Calcium Chloride. Chloride of Lime. Ca Cl2.
Clinical
Boils. Glandular swellings. *Impetigo. Scrofula. Vomiting.
Characteristics
The following symptoms have been noted: Faintness, anxiety and weakness. Trembling and giddiness. Respiration quick and snoring, increased secretion of mucus (as with other chlorides), perspiration and urine. Nausea and vomiting, precordium tender, diarrhoea, pulse accelerated. Cold sweats, convulsions, paralysis. In scrofulous cases it promotes the action of mercury. Under its use glandular swellings and indurations soften and disappear.

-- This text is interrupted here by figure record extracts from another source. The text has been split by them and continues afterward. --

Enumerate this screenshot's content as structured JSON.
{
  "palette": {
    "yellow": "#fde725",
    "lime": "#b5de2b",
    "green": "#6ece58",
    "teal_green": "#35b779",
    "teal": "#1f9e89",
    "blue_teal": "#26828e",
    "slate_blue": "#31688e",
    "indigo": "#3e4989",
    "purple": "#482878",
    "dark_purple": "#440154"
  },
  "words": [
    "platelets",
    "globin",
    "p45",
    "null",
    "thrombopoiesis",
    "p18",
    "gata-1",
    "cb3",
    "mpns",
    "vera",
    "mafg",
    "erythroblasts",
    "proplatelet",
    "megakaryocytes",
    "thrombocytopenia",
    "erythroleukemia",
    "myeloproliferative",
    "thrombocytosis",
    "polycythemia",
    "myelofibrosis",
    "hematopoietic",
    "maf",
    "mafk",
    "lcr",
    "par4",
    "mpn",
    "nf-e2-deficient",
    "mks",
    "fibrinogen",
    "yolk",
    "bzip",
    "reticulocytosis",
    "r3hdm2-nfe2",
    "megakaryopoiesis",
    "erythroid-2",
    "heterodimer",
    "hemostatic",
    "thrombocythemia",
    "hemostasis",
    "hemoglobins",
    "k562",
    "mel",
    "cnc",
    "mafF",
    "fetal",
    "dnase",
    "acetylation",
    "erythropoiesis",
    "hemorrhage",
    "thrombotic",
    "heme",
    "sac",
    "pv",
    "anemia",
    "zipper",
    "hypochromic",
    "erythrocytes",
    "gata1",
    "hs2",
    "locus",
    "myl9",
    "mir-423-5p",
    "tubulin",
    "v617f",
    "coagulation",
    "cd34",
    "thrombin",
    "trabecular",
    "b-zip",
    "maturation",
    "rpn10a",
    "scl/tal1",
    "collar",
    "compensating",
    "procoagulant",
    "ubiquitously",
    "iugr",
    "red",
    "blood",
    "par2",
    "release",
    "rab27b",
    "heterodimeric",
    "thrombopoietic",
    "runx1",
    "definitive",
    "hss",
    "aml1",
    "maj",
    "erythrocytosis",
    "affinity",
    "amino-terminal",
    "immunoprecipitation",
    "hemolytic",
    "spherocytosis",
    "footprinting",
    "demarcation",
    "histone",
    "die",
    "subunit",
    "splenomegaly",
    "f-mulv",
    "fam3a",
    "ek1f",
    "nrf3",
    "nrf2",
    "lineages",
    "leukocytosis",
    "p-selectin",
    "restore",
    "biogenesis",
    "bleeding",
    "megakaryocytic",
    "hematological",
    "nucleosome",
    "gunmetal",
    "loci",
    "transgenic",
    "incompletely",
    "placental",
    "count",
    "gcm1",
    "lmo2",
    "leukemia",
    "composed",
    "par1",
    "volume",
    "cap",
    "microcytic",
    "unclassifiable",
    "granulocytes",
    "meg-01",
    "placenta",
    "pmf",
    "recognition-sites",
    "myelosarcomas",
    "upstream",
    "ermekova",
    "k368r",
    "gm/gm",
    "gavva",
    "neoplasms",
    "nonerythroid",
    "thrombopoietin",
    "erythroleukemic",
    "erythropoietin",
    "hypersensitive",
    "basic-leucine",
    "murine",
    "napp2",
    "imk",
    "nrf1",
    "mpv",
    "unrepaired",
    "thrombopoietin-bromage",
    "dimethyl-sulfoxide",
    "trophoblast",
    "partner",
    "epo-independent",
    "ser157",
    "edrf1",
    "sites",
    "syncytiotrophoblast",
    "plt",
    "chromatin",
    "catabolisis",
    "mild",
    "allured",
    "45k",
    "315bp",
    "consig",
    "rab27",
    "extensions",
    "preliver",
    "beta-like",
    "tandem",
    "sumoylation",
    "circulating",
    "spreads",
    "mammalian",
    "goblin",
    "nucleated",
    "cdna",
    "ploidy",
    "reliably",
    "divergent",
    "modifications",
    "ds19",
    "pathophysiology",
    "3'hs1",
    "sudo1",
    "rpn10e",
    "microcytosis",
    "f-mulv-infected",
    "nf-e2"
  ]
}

Hence its use in scrofula and boils. ***”C. W.” has recorded a remarkable instance of the action of this remedy (*Hom. W., March, 1891). A scrofulous and rheumatic woman had suffered from abscess of cornea, followed by rheumatic iritis, and a dense opacity was left. An old-school practitioner had treated her with mercurials during two years in a vain endeavour to “touch her mouth.” ***C. W. put one grain of *Calc-mur. in an 8-oz. bottle, and directed the patient to take a tablespoonful three times a day. The medicine had not been taken ten minutes before she felt it at her fingers’ ends. The mercurial action was evoked, and she was in bed a fortnight, terribly salivated. The condition of the eye was unchanged. *Calc-mur., in the form of the liquor (1 part of 2 of distilled water), was one of Rademacher’s “Stomach Remedies,” and was used with great success by him in cases of obstinate vomiting. He gave 15 drops of the liquor in half a cup of water five times a day. The indications were: Vomiting of all food and drink, vomiting when no food had been taken, jaundice, pain in left hypochondrium. He also found it indicated in gastric pain, bloating and eructations.
Relations.
*Compare: Calc-i., Calc-chln., Nat-h.